Dalam menguji BPP, BPK memastikan pengeluaran PLN yang dapat diperhitungkan dan yang tidak dapat diperhitungkan sebagai BPP. BPK juga memastikan jumlah tenaga listrik yang diproduksi dan dicatat dalam neraca energi untuk menghitung BPP per satuan tenaga listrik (kWh). Dalam menguji penjualan, BPK memastikan volume dan nilai rupiah tenaga listrik yang disalurkan kepada pelanggan. Hasil pengujian ini akan menghasilkan nilai wajar BPP maupun penjualan, yang mungkin saja nilainya sama dengan asersi PT PLN (Persero) ataukah berbeda dan memerlukan koreksi.
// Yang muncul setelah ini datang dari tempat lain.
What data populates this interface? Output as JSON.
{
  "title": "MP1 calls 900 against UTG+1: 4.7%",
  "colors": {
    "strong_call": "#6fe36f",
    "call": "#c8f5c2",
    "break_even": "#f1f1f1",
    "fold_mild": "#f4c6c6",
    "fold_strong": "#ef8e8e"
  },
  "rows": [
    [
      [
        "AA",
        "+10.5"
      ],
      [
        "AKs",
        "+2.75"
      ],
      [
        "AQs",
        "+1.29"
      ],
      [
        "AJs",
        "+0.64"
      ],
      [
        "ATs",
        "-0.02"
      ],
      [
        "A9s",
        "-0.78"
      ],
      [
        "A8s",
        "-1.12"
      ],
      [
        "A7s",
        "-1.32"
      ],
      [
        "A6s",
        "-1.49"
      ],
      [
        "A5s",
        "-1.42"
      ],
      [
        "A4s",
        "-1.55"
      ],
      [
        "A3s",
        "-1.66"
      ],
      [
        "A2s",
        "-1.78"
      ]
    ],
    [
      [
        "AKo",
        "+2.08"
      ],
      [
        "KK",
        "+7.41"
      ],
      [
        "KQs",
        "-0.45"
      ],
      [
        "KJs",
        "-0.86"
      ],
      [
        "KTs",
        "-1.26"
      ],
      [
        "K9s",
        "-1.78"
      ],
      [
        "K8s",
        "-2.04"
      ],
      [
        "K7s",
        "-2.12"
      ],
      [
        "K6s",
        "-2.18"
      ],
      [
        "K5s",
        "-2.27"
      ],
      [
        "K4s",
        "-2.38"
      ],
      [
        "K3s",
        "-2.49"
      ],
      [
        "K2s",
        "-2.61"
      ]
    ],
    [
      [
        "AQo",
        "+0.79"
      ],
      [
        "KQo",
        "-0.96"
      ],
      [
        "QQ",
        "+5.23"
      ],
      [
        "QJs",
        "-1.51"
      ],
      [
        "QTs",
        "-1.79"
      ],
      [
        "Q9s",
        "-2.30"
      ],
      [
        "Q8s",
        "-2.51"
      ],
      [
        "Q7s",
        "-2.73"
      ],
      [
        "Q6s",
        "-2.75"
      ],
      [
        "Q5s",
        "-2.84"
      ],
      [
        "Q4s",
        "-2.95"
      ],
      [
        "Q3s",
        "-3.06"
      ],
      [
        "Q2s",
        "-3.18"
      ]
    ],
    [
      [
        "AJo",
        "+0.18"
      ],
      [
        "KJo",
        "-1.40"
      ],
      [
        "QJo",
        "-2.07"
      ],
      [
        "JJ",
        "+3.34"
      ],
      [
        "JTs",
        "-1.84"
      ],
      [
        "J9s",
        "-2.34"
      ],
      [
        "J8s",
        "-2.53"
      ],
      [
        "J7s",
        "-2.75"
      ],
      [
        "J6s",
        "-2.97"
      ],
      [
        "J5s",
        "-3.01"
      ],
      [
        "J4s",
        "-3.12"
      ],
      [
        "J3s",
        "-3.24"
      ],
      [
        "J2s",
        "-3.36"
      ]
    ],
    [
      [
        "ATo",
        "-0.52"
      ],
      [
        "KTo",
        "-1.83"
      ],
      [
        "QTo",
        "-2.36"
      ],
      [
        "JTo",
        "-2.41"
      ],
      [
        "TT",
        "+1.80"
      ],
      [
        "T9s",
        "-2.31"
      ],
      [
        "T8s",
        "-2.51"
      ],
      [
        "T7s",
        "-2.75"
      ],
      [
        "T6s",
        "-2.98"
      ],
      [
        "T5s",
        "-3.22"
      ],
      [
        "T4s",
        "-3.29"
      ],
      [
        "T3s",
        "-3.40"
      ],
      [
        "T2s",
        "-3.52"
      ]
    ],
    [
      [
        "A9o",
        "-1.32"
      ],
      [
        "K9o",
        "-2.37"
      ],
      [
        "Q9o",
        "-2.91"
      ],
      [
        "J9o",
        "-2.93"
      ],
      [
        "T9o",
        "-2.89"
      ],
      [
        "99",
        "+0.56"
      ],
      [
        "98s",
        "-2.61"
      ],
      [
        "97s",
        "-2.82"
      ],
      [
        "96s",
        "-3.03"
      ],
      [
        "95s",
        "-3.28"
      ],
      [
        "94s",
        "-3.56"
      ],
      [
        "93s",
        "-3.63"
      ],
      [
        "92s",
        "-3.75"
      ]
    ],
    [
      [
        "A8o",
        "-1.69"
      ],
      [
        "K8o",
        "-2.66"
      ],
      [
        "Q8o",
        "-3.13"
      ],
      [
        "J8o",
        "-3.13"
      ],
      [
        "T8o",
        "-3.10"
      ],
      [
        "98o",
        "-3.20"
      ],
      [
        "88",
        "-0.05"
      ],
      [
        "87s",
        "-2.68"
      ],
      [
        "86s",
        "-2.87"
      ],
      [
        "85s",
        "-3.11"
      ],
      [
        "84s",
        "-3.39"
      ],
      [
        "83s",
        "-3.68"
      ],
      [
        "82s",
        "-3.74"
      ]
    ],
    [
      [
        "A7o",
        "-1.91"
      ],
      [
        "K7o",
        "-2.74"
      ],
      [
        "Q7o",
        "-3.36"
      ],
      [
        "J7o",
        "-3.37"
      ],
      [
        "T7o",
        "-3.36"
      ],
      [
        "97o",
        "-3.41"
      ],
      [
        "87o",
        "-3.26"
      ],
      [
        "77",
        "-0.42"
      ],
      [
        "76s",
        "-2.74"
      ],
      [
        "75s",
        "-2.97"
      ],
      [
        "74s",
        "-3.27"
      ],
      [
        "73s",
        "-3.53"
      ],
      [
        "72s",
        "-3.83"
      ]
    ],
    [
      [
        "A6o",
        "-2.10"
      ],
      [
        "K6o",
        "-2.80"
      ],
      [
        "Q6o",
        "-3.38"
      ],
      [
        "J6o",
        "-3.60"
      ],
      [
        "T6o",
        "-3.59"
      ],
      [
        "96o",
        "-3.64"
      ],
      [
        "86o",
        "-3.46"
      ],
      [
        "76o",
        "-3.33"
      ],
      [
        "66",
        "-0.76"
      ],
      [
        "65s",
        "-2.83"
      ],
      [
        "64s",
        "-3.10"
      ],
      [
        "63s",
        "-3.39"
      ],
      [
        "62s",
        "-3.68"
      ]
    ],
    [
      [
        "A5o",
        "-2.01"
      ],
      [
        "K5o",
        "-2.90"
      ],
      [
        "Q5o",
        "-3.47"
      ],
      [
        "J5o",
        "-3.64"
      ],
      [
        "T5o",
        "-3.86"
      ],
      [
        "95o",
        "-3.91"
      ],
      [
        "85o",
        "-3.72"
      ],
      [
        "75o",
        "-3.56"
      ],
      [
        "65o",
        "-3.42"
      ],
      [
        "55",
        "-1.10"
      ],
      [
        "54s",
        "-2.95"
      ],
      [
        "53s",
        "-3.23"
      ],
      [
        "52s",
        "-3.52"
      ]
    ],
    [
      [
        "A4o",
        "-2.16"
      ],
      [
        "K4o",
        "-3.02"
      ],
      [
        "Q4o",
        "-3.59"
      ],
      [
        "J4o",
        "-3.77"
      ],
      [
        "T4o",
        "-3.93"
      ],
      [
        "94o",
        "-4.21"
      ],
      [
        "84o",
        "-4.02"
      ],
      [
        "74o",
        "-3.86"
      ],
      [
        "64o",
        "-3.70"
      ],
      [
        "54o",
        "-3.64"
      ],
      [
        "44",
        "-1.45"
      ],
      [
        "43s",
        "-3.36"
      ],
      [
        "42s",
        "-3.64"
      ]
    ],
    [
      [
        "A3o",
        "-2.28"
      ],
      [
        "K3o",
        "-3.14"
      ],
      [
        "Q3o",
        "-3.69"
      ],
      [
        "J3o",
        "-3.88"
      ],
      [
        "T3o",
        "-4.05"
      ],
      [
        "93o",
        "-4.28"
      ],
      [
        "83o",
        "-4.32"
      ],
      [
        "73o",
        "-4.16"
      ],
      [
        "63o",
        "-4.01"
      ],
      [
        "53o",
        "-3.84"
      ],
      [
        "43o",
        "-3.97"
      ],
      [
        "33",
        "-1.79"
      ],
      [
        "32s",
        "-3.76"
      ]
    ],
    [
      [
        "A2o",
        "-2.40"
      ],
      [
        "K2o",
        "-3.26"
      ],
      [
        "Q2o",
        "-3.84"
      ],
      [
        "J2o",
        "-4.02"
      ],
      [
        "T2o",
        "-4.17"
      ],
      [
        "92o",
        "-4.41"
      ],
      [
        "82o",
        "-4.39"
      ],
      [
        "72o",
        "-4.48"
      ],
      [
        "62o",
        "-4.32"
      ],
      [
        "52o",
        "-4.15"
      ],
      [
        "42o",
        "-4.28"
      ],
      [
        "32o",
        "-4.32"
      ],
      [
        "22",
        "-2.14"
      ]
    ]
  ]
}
BPK lebih lanjut akan menentukan nilai subsidi listrik yang dapat dibayarkan pemerintah berdasarkan nilai BPP dan nilai penjualan yang telah diaudit. Sesuai ketentuan, subsidi listrik dibayarkan pemerintah secara bertahap sepanjang tahun berkenaan sesuai dengan asersi dan permintaan PLN.
“Hasil pemeriksaan BPK akan dijadikan dasar untuk menetapkan nilai final subsidi listrik dan mengakui utang/piutang sebagai selisih lebih/kurang subsidi listrik yang dibayarkan pemerintah,” ujar dia.
BPP dan penjualan yang menjadi dasar penghitungan nilai subsidi listrik hanya yang dialokasikan PLN pada pelanggan golongan tarif subsidi. Secara berkala sesuai ketentuan untuk golongan tarif nonsubsidi, PLN dapat mengajukan penyesuaian tarif yang lama kepada pemerintah untuk ditetapkan menjadi tarif yang baru.
Jika penyesuaian tarif tidak disetujui dan terdapat selisih penjualan antara tarif yang ditetapkan dengan tarif yang seharusnya, maka pemerintah dapat membayarkan dana kompensasi kepada PT PLN (Persero) sebesar selisih nilai penjualan tersebut. Sesuai ketentuan, dalam penugasan pemeriksaan subsidi listrik BPK juga melakukan pengujian terhadap perhitungan penyesuaian tarif nonsubsidi yang dilakukan oleh PLN dan nilai dana kompensasi yang dapat dibayarkan oleh pemerintah.